Rexburg
First settled by Mormon homesteaders in the 1880s, the fast-growing town of Rexburg (pop. 28,687) still has a pronounced Mormon feel, thanks in part to the thousands of students attending Brigham Young University-Idaho. Apart from the BYU connections, Rexburg is best known for the near-disaster of 1976, when the huge Teton Dam collapsed and unleashed eight billion gallons of floodwater onto the valley below. Fortunately, engineers noticed the warning signs and were able to evacuate the area beforehand; though damage was extensive, fatalities were few. Housed in the basement of the old Mormon tabernacle, the Museum of Rexburg (51 W. Center St., 208/359-3063, Mon and Fri.-Sat., $4) has the usual displays of quilts and cattle brands tracing the history of the region, plus a large section devoted to the great flood of 1976. A short film shows the actual collapse of the dam.

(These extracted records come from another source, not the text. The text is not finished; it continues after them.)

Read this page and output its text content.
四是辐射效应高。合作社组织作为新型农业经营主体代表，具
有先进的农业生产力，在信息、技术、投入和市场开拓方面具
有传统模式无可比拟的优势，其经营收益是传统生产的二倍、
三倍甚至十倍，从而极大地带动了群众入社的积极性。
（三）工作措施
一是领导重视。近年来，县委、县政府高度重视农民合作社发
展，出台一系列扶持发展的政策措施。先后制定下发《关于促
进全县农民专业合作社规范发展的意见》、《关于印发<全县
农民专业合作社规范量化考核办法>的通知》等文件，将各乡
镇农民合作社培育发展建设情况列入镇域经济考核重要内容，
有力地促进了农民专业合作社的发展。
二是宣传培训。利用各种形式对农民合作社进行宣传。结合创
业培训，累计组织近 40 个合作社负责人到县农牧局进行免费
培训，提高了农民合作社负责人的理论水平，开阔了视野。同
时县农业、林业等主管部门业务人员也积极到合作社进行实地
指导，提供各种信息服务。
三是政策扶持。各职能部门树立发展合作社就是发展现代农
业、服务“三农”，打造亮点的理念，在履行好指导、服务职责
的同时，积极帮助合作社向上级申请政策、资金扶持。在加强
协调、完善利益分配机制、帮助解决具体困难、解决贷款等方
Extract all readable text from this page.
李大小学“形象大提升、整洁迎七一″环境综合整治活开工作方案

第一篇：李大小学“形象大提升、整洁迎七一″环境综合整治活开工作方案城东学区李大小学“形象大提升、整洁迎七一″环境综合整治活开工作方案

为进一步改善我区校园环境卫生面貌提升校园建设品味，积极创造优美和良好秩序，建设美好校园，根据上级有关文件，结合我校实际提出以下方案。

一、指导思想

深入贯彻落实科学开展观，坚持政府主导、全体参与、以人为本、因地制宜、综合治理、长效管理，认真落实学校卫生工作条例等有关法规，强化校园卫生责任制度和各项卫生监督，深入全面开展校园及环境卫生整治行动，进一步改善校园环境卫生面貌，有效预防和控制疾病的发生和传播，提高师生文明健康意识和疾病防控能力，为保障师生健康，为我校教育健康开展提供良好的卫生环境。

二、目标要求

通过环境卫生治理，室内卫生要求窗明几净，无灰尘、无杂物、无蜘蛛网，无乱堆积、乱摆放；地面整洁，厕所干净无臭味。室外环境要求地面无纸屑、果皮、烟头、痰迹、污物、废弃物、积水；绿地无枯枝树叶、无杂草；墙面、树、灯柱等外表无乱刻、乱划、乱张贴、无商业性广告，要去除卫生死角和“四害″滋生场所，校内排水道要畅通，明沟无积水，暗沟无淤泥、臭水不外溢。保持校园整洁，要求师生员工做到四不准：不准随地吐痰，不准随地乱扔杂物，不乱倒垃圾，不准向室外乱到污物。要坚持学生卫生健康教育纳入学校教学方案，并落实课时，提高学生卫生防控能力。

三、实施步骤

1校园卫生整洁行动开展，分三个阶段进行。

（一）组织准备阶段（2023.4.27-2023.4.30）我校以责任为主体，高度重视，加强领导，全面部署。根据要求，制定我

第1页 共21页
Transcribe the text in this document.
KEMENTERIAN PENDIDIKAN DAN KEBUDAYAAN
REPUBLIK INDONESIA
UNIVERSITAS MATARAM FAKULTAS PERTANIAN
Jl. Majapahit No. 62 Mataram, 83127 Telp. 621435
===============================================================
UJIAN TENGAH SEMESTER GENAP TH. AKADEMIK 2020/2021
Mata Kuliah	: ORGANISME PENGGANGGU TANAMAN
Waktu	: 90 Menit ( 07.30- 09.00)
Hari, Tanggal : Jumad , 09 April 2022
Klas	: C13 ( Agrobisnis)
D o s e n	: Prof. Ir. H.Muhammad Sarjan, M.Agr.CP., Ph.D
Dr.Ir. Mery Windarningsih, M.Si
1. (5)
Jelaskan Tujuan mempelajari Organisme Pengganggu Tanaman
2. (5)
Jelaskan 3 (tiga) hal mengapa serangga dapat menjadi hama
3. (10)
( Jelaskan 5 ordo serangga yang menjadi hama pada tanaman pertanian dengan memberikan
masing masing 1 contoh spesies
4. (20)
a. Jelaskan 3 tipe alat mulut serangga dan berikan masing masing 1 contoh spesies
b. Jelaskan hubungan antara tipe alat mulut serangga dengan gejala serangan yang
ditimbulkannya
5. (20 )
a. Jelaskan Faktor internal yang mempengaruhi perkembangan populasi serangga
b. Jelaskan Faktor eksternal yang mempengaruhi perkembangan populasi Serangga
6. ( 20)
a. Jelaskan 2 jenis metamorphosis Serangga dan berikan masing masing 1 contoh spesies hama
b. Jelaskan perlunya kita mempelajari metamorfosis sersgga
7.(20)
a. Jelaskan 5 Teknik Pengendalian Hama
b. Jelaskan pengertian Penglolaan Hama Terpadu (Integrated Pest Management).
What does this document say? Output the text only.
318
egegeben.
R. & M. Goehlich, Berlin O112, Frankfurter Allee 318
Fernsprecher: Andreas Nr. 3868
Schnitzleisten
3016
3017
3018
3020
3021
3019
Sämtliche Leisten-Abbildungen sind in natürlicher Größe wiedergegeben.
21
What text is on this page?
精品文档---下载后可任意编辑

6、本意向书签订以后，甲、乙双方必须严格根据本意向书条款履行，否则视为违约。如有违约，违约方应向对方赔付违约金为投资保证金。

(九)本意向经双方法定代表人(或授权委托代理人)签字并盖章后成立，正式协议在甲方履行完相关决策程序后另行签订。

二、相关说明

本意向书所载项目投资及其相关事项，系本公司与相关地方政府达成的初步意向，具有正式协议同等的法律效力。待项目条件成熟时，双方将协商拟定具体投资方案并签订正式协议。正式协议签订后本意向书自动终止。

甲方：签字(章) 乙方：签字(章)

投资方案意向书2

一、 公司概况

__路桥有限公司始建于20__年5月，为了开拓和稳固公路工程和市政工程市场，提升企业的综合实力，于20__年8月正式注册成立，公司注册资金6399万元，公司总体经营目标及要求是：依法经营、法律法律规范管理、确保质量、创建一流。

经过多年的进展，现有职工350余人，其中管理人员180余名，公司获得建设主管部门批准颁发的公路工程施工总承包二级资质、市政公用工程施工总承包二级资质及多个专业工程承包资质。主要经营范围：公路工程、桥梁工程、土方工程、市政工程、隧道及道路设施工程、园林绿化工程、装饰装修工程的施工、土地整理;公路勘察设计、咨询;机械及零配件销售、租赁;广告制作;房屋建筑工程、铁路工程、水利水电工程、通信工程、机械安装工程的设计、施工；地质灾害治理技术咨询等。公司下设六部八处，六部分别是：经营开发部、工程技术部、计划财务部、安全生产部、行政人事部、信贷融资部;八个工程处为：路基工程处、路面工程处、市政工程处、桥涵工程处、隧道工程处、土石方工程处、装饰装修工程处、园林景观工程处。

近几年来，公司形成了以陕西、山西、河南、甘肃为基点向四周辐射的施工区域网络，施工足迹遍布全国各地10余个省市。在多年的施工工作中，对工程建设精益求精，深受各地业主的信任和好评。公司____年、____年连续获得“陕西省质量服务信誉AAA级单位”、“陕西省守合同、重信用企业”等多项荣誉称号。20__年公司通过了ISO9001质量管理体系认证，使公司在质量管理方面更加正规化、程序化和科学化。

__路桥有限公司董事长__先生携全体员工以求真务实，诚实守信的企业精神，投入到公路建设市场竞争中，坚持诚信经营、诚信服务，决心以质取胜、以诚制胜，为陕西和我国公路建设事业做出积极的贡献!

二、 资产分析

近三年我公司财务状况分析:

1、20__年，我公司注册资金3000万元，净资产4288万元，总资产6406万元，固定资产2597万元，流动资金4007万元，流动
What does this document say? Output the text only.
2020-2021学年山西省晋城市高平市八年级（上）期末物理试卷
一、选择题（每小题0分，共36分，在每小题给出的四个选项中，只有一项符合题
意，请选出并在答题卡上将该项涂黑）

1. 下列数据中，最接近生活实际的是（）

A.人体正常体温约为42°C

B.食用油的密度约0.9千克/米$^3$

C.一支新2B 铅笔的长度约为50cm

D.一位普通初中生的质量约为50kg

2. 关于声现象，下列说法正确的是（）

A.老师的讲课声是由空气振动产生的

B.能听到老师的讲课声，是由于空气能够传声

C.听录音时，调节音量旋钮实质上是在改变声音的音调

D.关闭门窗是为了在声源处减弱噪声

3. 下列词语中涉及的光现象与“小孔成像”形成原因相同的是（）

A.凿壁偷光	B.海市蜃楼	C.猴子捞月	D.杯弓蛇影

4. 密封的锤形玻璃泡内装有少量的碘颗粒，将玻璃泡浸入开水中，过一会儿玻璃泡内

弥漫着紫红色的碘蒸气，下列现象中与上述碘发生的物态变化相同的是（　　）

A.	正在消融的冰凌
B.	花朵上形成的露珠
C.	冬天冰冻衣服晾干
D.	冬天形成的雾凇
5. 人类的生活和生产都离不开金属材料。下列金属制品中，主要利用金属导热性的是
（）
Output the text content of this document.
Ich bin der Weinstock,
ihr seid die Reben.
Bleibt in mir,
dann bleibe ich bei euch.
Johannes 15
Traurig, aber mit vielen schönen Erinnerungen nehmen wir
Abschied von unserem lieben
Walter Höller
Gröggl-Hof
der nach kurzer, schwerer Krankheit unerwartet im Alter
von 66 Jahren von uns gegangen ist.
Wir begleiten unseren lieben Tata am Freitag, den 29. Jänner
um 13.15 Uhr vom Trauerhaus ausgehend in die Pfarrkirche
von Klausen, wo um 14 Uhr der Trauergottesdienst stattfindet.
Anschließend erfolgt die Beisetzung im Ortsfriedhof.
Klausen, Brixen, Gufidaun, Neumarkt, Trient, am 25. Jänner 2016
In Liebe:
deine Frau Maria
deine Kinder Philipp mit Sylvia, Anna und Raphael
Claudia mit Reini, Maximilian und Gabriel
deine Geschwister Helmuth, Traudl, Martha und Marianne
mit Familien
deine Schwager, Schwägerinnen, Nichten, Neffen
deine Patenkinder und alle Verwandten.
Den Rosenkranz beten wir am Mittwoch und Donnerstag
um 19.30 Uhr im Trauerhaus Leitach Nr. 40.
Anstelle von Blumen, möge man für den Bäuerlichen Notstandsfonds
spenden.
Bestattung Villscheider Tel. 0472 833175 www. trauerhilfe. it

Outside Rexburg, Yellowstone Bear World ($25 per person or $100 per vehicle, 208/359-9688) is a drive-through zoo featuring more than 200 captive-bred bears, representing all the native species. From Rexburg, US-20 runs northeast through the Caribou-Targhee National Forest, climbing from the Snake River plain along Henry’s Fork River—one of the country’s top fishing streams, loaded with cutthroat trout as big as 10 pounds (4.5 kg)—into the heart of the Rocky Mountains. On the Idaho-Montana border, 7,072-ft (2,156-m) Targhee Pass marks the Continental Divide.